ネット選挙活動に電子投票――公職選挙法は改正すべき?
―― 次は公職選挙法の話に移ります。1950年に成立したこの法律によって、ネットを使った選挙活動が非常に難しいことになっています。選挙公示期間中、ネットで議員の情報が見られなくなってしまうというものです。民主党はこれを変えると言っています。
堀江 これに関しては、1つは選挙公示日以降にブログやメルマガによる選挙活動が出来なくなるというのは非常に時代遅れだと思うから変えてほしい。それは政治主導で変えればいい話です。
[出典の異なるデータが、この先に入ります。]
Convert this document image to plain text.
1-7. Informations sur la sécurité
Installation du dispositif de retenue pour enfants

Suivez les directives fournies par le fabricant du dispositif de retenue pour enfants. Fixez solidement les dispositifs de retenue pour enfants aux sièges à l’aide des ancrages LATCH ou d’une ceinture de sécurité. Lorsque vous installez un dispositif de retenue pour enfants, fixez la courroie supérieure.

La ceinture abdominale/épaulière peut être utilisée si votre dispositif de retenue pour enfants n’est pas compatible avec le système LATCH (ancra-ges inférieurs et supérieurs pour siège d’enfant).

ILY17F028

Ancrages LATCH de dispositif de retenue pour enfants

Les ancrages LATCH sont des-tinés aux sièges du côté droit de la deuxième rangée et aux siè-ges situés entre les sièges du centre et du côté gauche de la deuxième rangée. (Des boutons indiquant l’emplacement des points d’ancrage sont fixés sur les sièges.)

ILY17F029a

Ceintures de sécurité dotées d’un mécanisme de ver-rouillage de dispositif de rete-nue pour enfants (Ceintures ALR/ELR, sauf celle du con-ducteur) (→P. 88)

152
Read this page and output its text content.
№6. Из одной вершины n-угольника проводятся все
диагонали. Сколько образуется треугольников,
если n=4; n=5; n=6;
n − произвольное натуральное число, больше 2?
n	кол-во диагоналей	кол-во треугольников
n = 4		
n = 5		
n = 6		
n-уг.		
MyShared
もう1つの大事な話は、電子投票を出来るようにすること。ネットでアンケートを取ったところで、投票に行かないだろうと。東京に出てきた学生がそうだけど、地元の知らない学校に投票に行かなければならない。だったらネットで投票すりゃいいじゃないかと。
岸 本人の認証の問題があるので、まだ電子投票は難しいと思います。
堀江 なんで難しいのか分からない。たとえばね、私は選挙中、70~80歳が大半のような地域に行ったことがあるんです。そこでは皆、老人ホームにいるんですね。私はそこで演説をするべきだったんですが、行くべきだったんですよ。1回でもそこで演説をすれば、得票率は上がったかもしれない。
でも、そこは私有地なので、そこの理事の人がいいよと言ってくれないと入れないわけです。ガッチリと対立候補におさえられているんです。ただ1ヵ所だけ入れたところでは、「票は亀井さんと半分コだからね」と言われたんです。それはどういうことかと思ったら、講演を聞きにきてくれた半分は車椅子でヨボヨボの人々ばかりなんですよ。
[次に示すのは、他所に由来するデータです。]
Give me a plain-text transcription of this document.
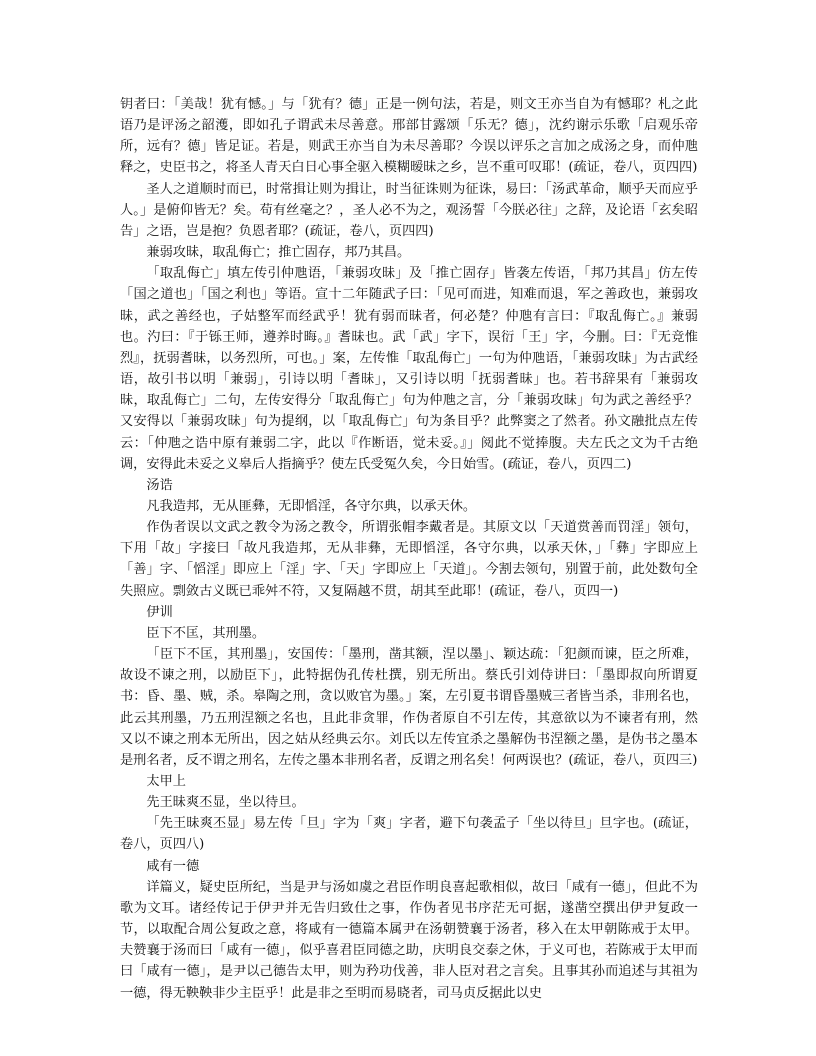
钥者曰：「美哉！犹有憾。」与「犹有？德」正是一例句法，若是，则文王亦当自为有憾耶？札之此语乃是评汤之韶濩，即如孔子谓武未尽善意。邢部甘露颂「乐无？德」，沈约谢示乐歌「启观乐帝所，远有？德」皆足证。若是，则武王亦当自为未尽善耶？今误以评乐之言加之成汤之身，而仲虺释之，史臣书之，将圣人青天白日心事全驱入模糊暧昧之乡，岂不重可叹耶！(疏证，卷八，页四四)

圣人之道顺时而已，时常揖让则为揖让，时当征诛则为征诛，易曰：「汤武革命，顺乎天而应乎人。」是俯仰皆无？矣。苟有丝毫之？，圣人必不为之，观汤誓「今朕必往」之辞，及论语「玄矣昭告」之语，岂是抱？负恩者耶？(疏证，卷八，页四四)

兼弱攻昧，取乱侮亡；推亡固存，邦乃其昌。

「取乱侮亡」填左传引仲虺语，「兼弱攻昧」及「推亡固存」皆袭左传语，「邦乃其昌」仿左传「国之道也」「国之利也」等语。宣十二年随武子曰：「见可而进，知难而退，军之善政也，兼弱攻昧，武之善经也，子姑整军而经武乎！犹有弱而昧者，何必楚？仲虺有言曰：『取乱侮亡。』兼弱也。汋曰：『于铄王师，遵养时晦。』耆昧也。武「武」字下，误衍「王」字，今删。曰：『无竞惟烈』，抚弱耆昧，以务烈所，可也。」案，左传惟「取乱侮亡」一句为仲虺语，「兼弱攻昧」为古武经语，故引书以明「兼弱」，引诗以明「耆昧」，又引诗以明「抚弱耆昧」也。若书辞果有「兼弱攻昧，取乱侮亡」二句，左传安得分「取乱侮亡」句为仲虺之言，分「兼弱攻昧」句为武之善经乎？又安得以「兼弱攻昧」句为提纲，以「取乱侮亡」句为条目乎？此弊窦之了然者。孙文融批点左传云：「仲虺之诰中原有兼弱二字，此以『作断语，觉未妥。』」阅此不觉捧腹。夫左氏之文为千古绝调，安得此未妥之义皋后人指摘乎？使左氏受冤久矣，今日始雪。(疏证，卷八，页四二)

汤诰

凡我造邦，无从匪彝，无即慆淫，各守尔典，以承天休。

作伪者误以文武之教令为汤之教令，所谓张帽李戴者是。其原文以「天道赏善而罚淫」领句，下用「故」字接曰「故凡我造邦，无从非彝，无即慆淫，各守尔典，以承天休，」「彝」字即应上「善」字、「慆淫」即应上「淫」字、「天」字即应上「天道」。今割去领句，别置于前，此处数句全失照应。剽敛古义既已乖舛不符，又复隔越不贯，胡其至此耶！(疏证，卷八，页四一)

伊训

臣下不匡，其刑墨。

「臣下不匡，其刑墨」，安国传：「墨刑，凿其额，涅以墨」、颖达疏：「犯颜而谏，臣之所难，故设不谏之刑，以励臣下」，此特据伪孔传杜撰，别无所出。蔡氏引刘侍讲曰：「墨即叔向所谓夏书：昏、墨、贼，杀。皋陶之刑，贪以败官为墨。」案，左引夏书谓昏墨贼三者皆当杀，非刑名也，此云其刑墨，乃五刑涅额之名也，且此非贪罪，作伪者原自不引左传，其意欲以为不谏者有刑，然又以不谏之刑本无所出，因之姑从经典云尔。刘氏以左传宜杀之墨解伪书涅额之墨，是伪书之墨本是刑名者，反不谓之刑名，左传之墨本非刑名者，反谓之刑名矣！何两误也？(疏证，卷八，页四三)

太甲上

先王昧爽丕显，坐以待旦。

「先王昧爽丕显」易左传「旦」字为「爽」字者，避下句袭孟子「坐以待旦」旦字也。(疏证，卷八，页四八)

咸有一德

详篇义，疑史臣所纪，当是尹与汤如虞之君臣作明良喜起歌相似，故曰「咸有一德」，但此不为歌为文耳。诸经传记于伊尹并无告归致仕之事，作伪者见书序茫无可据，遂凿空撰出伊尹复政一节，以取配合周公复政之意，将咸有一德篇本属尹在汤朝赞襄于汤者，移入在太甲朝陈戒于太甲。夫赞襄于汤而曰「咸有一德」，似乎喜君臣同德之助，庆明良交泰之休，于义可也，若陈戒于太甲而曰「咸有一德」，是尹以己德告太甲，则为矜功伐善，非人臣对君之言矣。且事其孙而追述与其祖为一德，得无鞅鞅非少主臣乎！此是非之至明而易晓者，司马贞反据此以史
一体、どうやってこの人たちは「堀江」と書くんだろうと思ったんですよね。おそらく、誰かが書いて、投票しているんだろうと。おそらくは介護士の人が書いているんじゃないかと。その介護士の人が書く名前というのは誰かが決めてるんだなと。これは想像ですが、そう考えると本人確認なんてまったく意味のない状況が生まれているんじゃないかと。
―― 米国での選挙の状況はどうですか?
田中 選挙というのはネット世代ではないという人にとっては「ドブ板」、地上戦をすることが票を獲得するものにつながる。アメリカの場合は個別訪問が出来るのが違い。
それを考えると、アメリカの方がもっとドブ板的なわけです。オバマは、そのドブ板に100万人のボランティアを使っている。さらにネットを使い、ドブ板をネットで再現し、マスメディアよりも情報を先に発信したんですよ。
岸 ネットはまだ、政府からするとそれだけで「いかがわしい」というイメージがあります。そのためかカルテの電子化さえも進んでいない。まだリアルのほうが安心という意識があります。
堀江 ケータイはほとんど100%近い普及率なわけですよね。ケータイでもいいわけですよ。たとえばi-modeなんかは基本的に(認証システムが)閉じているわけで、信頼性がないということはないと思うんです。
岸 それは「本人をその場で見られれば安心」という意識の問題だと思いますよ。
―― 堀江さんは若い層の投票率が上がれば政治は変わると考えられますか。
堀江 政治が変わるかどうかというより、利便性を向上すればいいというだけの話です。投票の話をするとき「与えられた権利をなんで行使しないの」と上から目線で言われている気がするんです。もっとやりやすいようにすればいいのにというだけなんですけど。